The ill-fitting hand-me-down long underwear I got as a child turned me against a whole category of garments that doubtless have an important role to play in comfortable dressing. I’m only now, more than two decades after returning to the Midwest, beginning to accumulate items for an appropriate cold-weather base layer. (I’ve made do up to now by having a wide range of top-layer options: spring jackets, fall jackets, winter coats, parkas, my Alaska pipeline coat.)

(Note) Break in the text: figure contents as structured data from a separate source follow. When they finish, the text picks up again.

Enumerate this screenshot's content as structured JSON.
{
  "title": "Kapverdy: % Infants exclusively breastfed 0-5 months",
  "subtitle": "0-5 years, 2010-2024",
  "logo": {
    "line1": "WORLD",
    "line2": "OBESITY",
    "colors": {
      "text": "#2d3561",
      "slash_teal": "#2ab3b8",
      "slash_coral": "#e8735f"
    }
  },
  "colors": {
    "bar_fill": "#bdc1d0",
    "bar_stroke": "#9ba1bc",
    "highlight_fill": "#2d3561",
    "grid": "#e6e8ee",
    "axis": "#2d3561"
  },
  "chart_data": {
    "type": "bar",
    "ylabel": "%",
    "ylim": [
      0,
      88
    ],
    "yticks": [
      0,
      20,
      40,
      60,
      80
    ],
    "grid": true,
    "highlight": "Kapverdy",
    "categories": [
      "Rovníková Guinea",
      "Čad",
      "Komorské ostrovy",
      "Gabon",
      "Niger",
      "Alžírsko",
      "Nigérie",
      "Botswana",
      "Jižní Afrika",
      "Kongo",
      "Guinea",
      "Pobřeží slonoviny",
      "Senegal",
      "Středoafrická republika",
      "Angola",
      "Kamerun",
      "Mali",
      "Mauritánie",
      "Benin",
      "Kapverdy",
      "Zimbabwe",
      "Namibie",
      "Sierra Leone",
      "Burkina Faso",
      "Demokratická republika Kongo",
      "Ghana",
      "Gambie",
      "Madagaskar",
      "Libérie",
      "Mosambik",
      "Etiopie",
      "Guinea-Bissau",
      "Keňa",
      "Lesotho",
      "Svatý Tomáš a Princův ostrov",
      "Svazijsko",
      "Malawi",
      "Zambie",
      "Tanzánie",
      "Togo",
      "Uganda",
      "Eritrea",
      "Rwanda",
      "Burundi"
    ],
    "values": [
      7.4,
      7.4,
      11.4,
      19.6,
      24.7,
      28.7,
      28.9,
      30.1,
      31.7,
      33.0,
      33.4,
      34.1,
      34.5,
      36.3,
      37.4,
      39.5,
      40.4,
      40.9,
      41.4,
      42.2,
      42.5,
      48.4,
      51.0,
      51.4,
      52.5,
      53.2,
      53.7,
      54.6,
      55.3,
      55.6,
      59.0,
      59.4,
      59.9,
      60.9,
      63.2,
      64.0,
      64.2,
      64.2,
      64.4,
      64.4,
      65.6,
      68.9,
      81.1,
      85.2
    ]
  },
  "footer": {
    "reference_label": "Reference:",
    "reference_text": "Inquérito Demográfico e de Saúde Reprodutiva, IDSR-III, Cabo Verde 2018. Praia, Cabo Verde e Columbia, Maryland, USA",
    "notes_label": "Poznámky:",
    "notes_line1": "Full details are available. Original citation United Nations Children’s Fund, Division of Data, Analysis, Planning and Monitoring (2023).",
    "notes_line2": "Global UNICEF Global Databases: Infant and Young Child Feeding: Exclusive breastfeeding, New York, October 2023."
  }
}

As a young man, I think I’d have been perfectly happy to wear nothing but shorts and t-shirts, and simply crank up the heat to make up the difference. My attitude has changed. If I had the money, I’d be very pleased to get and wear wool coats and vests, silk cravats, smoking jackets, and the like. Not because of the fashion statement they’d make (which would be a rather silly statement, however much I’ve come to appreciate a fine tweed), but because they’d be very comfortable.
It happened this way:
We were going to brunch with Barbara at Windsor, where they prefer that people not wear jeans in the dining room, so I wore khakis. Then, since I was wearing those, I decided to wear my khaki linen shirt. I don’t wear it much, for various reasons. (It’s long sleeved, so I don’t tend to wear it when it’s hot, but it’s linen, so I don’t tend to wear it when it’s cold. Plus, since it’s linen, it needs to be ironed. Plus it’s been ever-so-slightly on the snug side, but I’ve lost a little weight, so it’s now fitting quite well.)

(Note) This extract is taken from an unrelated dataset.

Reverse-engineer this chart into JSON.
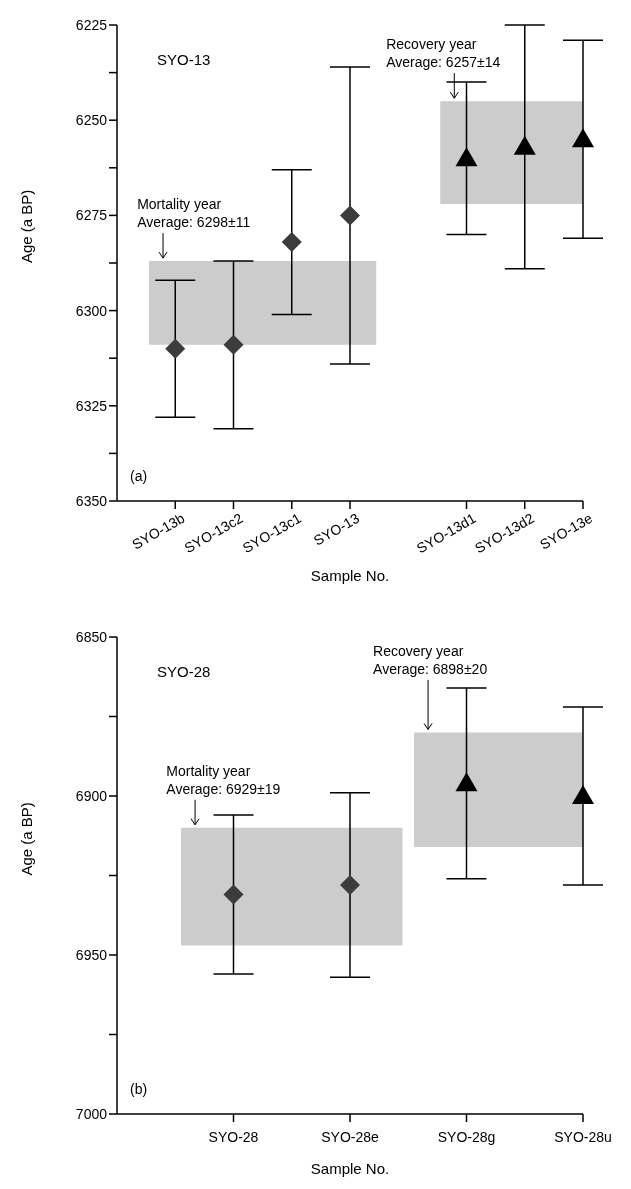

That outfit was going to have me looking just a bit dressed up, so I though maybe I’ll go whole-hog and wear my tweed jacket. That, plus the fact that the linen shirt has a button-down collar, made me think that maybe I wanted to wear a tie. And then, since it was the day after Christmas, it occurred to me that I could wear my Christmas tie—a very red, very shiny tie that my mom made about 30 years ago. It’s so red and so shiny that there’s not really much other opportunity to wear it.
To go out, I wore the trench coat my dad gave me last summer. It used to be just a bit on the snug side as well, but fits just fine now (even over my tweed jacket). But it’s not quite as warm as a parka, so I added the grey scarf Jackie wove for me last year. It’s the newest of my many handwoven scarves, and perfect for when one of my more colorful scarves would be insufficiently understated.
I looked at myself in the mirror and thought, “Wow. I look just like a grownup.”
Then I put on my grandfather’s homburg and headed out to brunch.